Numerous lies has also been told by the government about the negotiations with Vietnam for a ceasefire (Siegel, 2009. P.28). The facts are well known to all the people who care to know but very few intellectuals raise an eyebrow on the matter. The goal of education, according to Dewey, was to people the sense of value of things other than control (Scheffer, 1969. P.766). Education will have served its intended purpose when it created wise citizens able to develop a free community that is cognizant of important issues in the society and approach them with utmost impartiality.

Education should help nurture a combination of liberty, individual creativeness and good citizenship in students (Chomsky, 2003. P.319). Contrary to the current status, the community should compare a school going children to young tree with an intrinsic nature and with proper soil and light will develop into an admirable form. Russell and Dewey reiterated the need to conduct education as a fundamental enlightenment with a humanistic conception. The collapse of a society is as a result of viewing education as something which operates like filling a vessel with water (Scheffer, 1969. P.768).

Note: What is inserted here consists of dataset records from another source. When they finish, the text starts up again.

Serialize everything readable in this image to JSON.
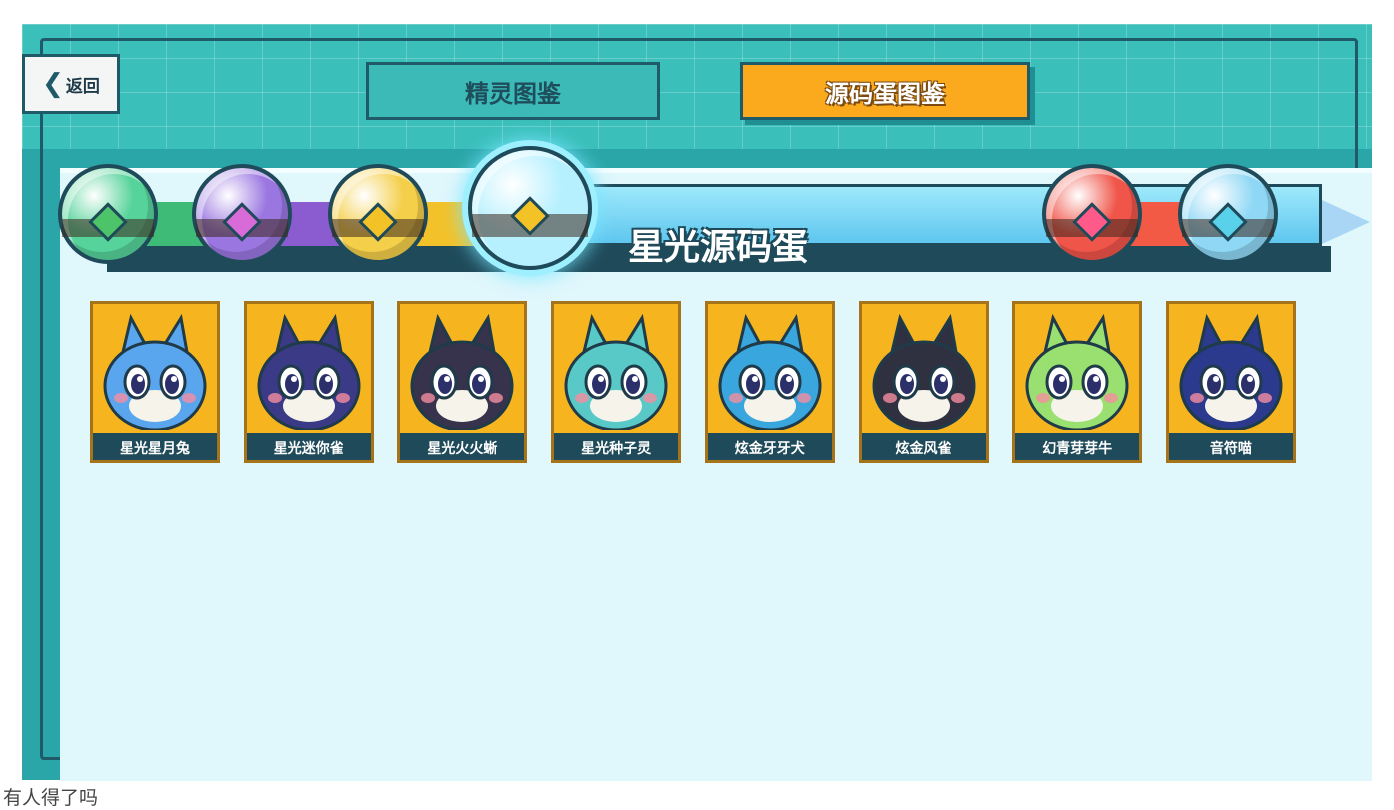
{
  "header": {
    "back_label": "返回",
    "tabs": [
      {
        "label": "精灵图鉴",
        "selected": false
      },
      {
        "label": "源码蛋图鉴",
        "selected": true
      }
    ]
  },
  "eggs": {
    "selected_title": "星光源码蛋",
    "items": [
      {
        "name": "green-egg",
        "color": "#56d39a",
        "gem": "#4dc36a"
      },
      {
        "name": "purple-egg",
        "color": "#9a76e0",
        "gem": "#d86bd8"
      },
      {
        "name": "gold-egg",
        "color": "#f4cf4a",
        "gem": "#f2c227"
      },
      {
        "name": "starlight-egg",
        "color": "#b6f0ff",
        "gem": "#f2c227"
      },
      {
        "name": "red-egg",
        "color": "#f0554a",
        "gem": "#ff5a8a"
      },
      {
        "name": "ice-egg",
        "color": "#8fd8f5",
        "gem": "#5ad1ea"
      }
    ]
  },
  "creatures": [
    {
      "name": "星光星月兔",
      "color": "#5aa6ee"
    },
    {
      "name": "星光迷你雀",
      "color": "#3b3a86"
    },
    {
      "name": "星光火火蜥",
      "color": "#37334d"
    },
    {
      "name": "星光种子灵",
      "color": "#58c9c7"
    },
    {
      "name": "炫金牙牙犬",
      "color": "#3aa6de"
    },
    {
      "name": "炫金风雀",
      "color": "#2f3140"
    },
    {
      "name": "幻青芽芽牛",
      "color": "#9ae070"
    },
    {
      "name": "音符喵",
      "color": "#2b3a8c"
    }
  ],
  "caption": "有人得了吗"
}
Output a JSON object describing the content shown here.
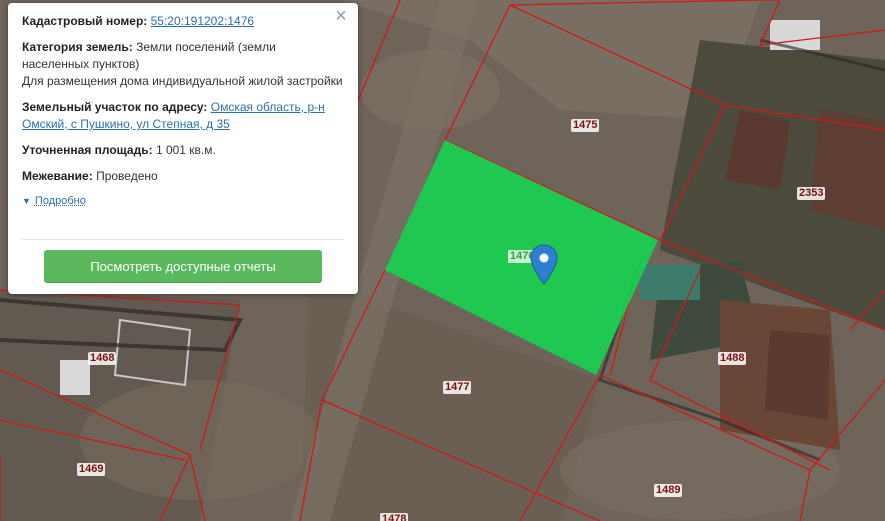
{
  "popup": {
    "cadastral_label": "Кадастровый номер:",
    "cadastral_number": "55:20:191202:1476",
    "category_label": "Категория земель:",
    "category_value": "Земли поселений (земли населенных пунктов)",
    "use_value": "Для размещения дома индивидуальной жилой застройки",
    "address_label": "Земельный участок по адресу:",
    "address_value": "Омская область, р-н Омский, с Пушкино, ул Степная, д 35",
    "area_label": "Уточненная площадь:",
    "area_value": "1 001 кв.м.",
    "survey_label": "Межевание:",
    "survey_value": "Проведено",
    "details_link": "Подробно",
    "report_button": "Посмотреть доступные отчеты",
    "close_icon": "close-icon"
  },
  "map": {
    "selected_parcel_label": "1476",
    "parcel_labels": [
      "1475",
      "2353",
      "1468",
      "1477",
      "1488",
      "1469",
      "1489",
      "1478"
    ],
    "pin_icon": "map-marker-icon",
    "colors": {
      "boundary": "#d01818",
      "selected_fill": "#18d050",
      "pin": "#2f7fd0",
      "button": "#5cb85c",
      "link": "#2a6fb0"
    }
  }
}
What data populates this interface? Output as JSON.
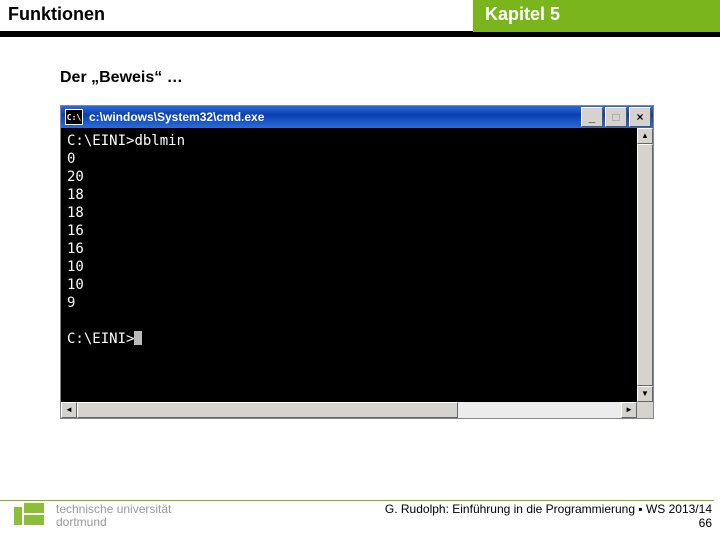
{
  "header": {
    "left": "Funktionen",
    "right": "Kapitel 5"
  },
  "subtitle": "Der „Beweis“ …",
  "cmd": {
    "icon_label": "C:\\",
    "title": "c:\\windows\\System32\\cmd.exe",
    "buttons": {
      "min": "_",
      "max": "□",
      "close": "×"
    },
    "prompt1": "C:\\EINI>",
    "command": "dblmin",
    "output": [
      "0",
      "20",
      "18",
      "18",
      "16",
      "16",
      "10",
      "10",
      "9"
    ],
    "prompt2": "C:\\EINI>",
    "scroll": {
      "up": "▲",
      "down": "▼",
      "left": "◄",
      "right": "►"
    }
  },
  "footer": {
    "uni_line1": "technische universität",
    "uni_line2": "dortmund",
    "credit": "G. Rudolph: Einführung in die Programmierung ▪ WS 2013/14",
    "page": "66"
  }
}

On the other hand, a society which views education as a flower and imparting this notion into their generations in an effort to “assist the flower to grow in its own way” ensures development of a free-thinking society able to effectively respond to different situations (Chomsky, 1996. P.486). The ideas of classical liberalism and enlightenment was revolutionary in the sense that retaining them can produce free human beings in the society (Siegel, 2009. P.26). Free human beings are characterized not by the character of domination and accumulation but by the ability to enhance free association and demonstrate equality in cooperation and sharing.